Don't ever try opening an EPS file from Illustrator to Corel, or the other way around.
Just don't even bother with it.
RASTERIZE the artwork either in Illustrator directly, or you can attempt to copy/paste to photoshop or rasterize while opening in photoshop.
There is nothing difficult about this artwork as a raster image.
When trying to dig into the complex puzzle of a vector file supplied from a 3rd party, you're always going to spend a pointless amount of time to get through all the objects, settings, colors, etc.
Rasterize with a transparent background, and you've got everything as one image, 300 DPI at the final print dimensions so you don't lose any quality or detail that would have resolved on a stencil anyway, and you can then separate it in whatever program you want... photoshop, illustrator, corel, etc.
I see about 7 colors with some blending.
Yellow
Orange (or blend the red and yellow to get this)
Red (with some black mixed for shades)
Purple (with some halftone tinting)
Dark Brown-Grey (with some black mixed in darker areas)
Black
The dark brown is really going to be a difficult blend to create if trying to use the yellow/red/blacks to simulate it, but could be done with high-quality and mathematically accurate separation, film, and screenmaking/printing (this requires quality-control)...
The purple cannot be made by simulating unless using a Red/magenta and blue, which there is no other blue in the image so it's pointless to use a blue screen when you only need the purple for that blend.
The entire image could be printed as just Cyan, Magenta, Yellow - CMY process, but this is nearly impossible to truly get the blacks and shades to all behave correctly, and again you don't really need magenta or cyan... so this art is a mixture of spot-color modes and some blending / overprinting.

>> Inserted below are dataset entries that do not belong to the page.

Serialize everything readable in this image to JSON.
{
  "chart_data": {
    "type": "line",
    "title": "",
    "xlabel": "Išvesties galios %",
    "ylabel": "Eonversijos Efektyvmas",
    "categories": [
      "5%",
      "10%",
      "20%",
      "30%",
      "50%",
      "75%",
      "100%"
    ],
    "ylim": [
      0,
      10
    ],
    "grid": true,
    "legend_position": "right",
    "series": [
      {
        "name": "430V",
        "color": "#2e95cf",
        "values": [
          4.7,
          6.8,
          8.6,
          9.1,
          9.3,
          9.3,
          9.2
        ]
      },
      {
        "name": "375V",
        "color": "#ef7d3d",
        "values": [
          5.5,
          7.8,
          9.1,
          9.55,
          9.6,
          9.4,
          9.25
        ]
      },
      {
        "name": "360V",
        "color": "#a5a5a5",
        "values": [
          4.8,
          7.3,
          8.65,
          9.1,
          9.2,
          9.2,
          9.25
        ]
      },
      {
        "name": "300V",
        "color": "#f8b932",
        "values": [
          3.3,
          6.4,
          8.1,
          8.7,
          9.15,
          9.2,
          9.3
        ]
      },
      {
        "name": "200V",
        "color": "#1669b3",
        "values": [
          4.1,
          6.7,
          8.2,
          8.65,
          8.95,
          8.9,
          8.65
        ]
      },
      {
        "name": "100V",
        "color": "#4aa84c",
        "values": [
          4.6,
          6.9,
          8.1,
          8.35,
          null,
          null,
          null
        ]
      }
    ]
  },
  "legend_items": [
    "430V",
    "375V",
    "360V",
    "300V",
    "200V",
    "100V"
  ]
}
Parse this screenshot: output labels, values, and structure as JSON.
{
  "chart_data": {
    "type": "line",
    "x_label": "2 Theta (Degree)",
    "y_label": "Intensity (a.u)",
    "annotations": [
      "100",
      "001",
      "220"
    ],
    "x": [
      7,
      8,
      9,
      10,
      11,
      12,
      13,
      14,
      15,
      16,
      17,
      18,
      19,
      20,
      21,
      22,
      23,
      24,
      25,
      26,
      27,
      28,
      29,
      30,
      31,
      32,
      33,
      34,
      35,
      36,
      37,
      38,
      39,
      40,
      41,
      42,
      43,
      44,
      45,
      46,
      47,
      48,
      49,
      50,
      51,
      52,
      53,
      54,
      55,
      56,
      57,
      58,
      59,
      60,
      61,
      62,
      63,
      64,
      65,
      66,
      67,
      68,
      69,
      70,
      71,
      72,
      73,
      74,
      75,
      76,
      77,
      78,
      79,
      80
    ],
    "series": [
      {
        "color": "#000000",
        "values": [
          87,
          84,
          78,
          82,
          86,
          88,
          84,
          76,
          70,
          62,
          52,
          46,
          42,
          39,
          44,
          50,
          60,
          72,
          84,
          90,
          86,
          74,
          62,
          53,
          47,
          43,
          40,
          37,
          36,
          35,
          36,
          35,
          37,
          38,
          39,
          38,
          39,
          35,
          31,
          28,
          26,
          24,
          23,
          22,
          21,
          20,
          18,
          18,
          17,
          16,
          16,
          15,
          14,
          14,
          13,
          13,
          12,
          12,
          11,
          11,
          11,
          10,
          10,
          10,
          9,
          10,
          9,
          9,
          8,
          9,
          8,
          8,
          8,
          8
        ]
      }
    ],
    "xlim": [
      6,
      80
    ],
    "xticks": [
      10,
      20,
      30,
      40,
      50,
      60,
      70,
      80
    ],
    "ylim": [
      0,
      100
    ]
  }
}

The dark brown is so dark that most of the black would have a tendency to overpower the lighter halftone of red/yellow that would create the brown when mixed with black, so this is why I suggest using an actual custom dark grey-brown ink and separating that piece on it's own.
You'll spend more time trying to do all this with vector, than with raster, and even more so when trying to translate it from Illustrator to Corel, as you've seen.
Vector is great if you're the one building your own artwork and you know how to use the color swatches and effects to create pre-separated files.... but it's a nightmare when dealing with supplied artwork, and I always rasterize and separate in a few minutes instead of waste time even looking at the vector objects.
Too many issues can arise especially ones you don't notice until the screens are made or it is up on the press, but all this is non-existent with rasterizing the original artwork.